With the exception of x=1 and x=2 the y values still appear to be decreasing logarithmically as I previously thought.

graphics_toolkit ("gnuplot")
tries2 = dlmread("random_tries.csv", ",", 0, 1)
stepsCounts = histc(tries2, 0:74)
cumStepsCounts = cumsum(stepsCounts)
cumProbSteps = cumStepsCounts / 16000
bar(0:74, cumProbSteps)

Each time there is a 1/7 average chance of pressing the right one or two buttons to escape.

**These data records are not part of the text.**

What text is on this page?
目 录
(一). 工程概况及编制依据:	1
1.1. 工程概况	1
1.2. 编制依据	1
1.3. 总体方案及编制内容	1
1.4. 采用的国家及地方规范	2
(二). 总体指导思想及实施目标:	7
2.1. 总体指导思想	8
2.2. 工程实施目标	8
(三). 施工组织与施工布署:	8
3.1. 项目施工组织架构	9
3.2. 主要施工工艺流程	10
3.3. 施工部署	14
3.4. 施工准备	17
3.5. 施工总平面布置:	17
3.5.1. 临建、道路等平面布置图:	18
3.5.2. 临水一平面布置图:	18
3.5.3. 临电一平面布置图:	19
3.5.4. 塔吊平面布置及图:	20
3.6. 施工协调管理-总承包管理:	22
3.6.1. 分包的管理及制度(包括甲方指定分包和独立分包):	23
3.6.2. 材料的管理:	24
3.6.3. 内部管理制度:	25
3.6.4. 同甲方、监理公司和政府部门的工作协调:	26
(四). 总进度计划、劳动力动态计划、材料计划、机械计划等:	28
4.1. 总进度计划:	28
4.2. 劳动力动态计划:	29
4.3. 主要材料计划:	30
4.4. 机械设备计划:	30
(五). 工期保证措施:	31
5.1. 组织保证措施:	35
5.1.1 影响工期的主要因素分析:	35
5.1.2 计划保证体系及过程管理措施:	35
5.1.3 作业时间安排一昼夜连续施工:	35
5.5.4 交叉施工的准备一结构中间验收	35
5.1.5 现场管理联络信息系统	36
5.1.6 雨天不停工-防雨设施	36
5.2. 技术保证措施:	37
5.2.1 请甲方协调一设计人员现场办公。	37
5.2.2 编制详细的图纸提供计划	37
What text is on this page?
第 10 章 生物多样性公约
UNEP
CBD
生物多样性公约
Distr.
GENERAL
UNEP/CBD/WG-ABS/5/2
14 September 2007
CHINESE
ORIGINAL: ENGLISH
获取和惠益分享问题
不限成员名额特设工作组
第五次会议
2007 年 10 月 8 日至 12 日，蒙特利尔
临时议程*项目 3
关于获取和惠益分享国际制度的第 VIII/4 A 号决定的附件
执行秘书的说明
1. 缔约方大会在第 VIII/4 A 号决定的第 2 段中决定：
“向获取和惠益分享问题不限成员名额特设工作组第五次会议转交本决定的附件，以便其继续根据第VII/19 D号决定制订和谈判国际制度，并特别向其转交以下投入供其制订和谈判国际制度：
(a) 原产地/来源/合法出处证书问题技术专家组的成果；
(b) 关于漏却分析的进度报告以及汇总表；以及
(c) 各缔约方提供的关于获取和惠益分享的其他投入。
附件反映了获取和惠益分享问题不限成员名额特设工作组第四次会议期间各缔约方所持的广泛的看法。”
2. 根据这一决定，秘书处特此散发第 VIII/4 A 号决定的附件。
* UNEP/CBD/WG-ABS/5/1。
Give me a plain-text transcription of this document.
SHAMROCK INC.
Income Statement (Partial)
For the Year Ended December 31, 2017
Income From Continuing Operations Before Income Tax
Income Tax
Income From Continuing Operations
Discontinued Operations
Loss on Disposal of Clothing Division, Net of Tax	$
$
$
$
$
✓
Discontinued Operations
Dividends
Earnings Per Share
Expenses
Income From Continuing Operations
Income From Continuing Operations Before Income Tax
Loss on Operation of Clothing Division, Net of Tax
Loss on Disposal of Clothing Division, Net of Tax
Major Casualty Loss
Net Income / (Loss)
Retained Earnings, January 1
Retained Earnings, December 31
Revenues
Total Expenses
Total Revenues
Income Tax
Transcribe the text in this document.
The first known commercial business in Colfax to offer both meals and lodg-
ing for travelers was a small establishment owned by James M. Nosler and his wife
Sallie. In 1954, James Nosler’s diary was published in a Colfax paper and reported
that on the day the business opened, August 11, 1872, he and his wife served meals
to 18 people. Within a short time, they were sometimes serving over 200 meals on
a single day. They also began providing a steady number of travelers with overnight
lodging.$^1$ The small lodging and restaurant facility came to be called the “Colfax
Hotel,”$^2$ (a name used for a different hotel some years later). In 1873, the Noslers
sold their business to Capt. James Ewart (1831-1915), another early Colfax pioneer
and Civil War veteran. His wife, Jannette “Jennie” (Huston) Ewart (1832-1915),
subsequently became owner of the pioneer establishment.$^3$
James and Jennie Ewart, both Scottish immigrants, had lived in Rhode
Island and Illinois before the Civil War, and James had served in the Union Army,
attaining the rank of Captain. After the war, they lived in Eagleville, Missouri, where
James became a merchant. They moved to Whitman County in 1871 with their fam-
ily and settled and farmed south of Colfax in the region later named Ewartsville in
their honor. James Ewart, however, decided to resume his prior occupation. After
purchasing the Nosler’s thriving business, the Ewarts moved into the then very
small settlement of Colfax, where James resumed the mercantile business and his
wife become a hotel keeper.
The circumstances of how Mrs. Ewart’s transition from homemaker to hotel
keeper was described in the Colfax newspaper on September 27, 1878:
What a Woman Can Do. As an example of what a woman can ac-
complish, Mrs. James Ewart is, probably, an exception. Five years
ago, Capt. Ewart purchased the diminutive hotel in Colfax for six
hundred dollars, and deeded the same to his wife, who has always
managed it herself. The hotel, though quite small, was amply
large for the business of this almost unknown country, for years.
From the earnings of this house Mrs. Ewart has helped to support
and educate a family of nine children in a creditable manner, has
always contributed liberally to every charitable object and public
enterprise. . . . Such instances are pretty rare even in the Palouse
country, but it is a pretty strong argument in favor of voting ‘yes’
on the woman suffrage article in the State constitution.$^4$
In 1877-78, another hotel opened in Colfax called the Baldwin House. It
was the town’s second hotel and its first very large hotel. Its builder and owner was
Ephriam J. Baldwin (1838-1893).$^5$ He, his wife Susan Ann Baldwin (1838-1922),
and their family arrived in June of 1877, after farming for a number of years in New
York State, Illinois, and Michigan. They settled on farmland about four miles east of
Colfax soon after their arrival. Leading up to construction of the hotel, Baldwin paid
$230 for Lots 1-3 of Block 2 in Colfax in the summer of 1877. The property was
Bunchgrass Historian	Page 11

Therefore, the chances of getting to step n without escaping is 6/7^n.

function prob = pSteps (n)
  prob = 1 - (6/7)^n
endfunction

Comparing this with the data collected during the simulations and they appear to match pretty closely.

tries2 = dlmread("random_tries.csv", ",", 0, 1)
stepsCounts = histc(tries2, 0:74)
cumStepsCounts = cumsum(stepsCounts)
cumProbSteps = cumStepsCounts / 16000

diff -w -u1 box.octave box_nospin.octave > diff.patch
cat diff.patch

--- box.octave	2016-12-31 17:02:53.241880505 +0000
+++ box_nospin.octave	2016-12-31 17:03:43.194128205 +0000
@@ -56,3 +56,3 @@
       else
-	currState = shiftRandom(currState);
+	## Stay where you are
       endif
@@ -60,3 +60,3 @@
 
-    csvwrite("random_tries.csv", [startState, steps], "-append");
+    csvwrite("random_tries_nospin.csv", [startState, steps], "-append");
   endfor

octave box_nospin.octave

tries <- read.csv("random_tries.csv", header=FALSE)
summary(tries$V2)
tries <- read.csv("random_tries_nospin.csv", header=FALSE)
summary(tries$V2)

 Min. 1st Qu.  Median    Mean 3rd Qu.    Max. 
1.000   3.000   5.000   7.285  10.000  74.000 
 Min. 1st Qu.  Median    Mean 3rd Qu.    Max. 
1.000   2.000   5.000   7.169  10.000  77.000 

Compared with the run with spinning, it does not appear to make a great deal of difference.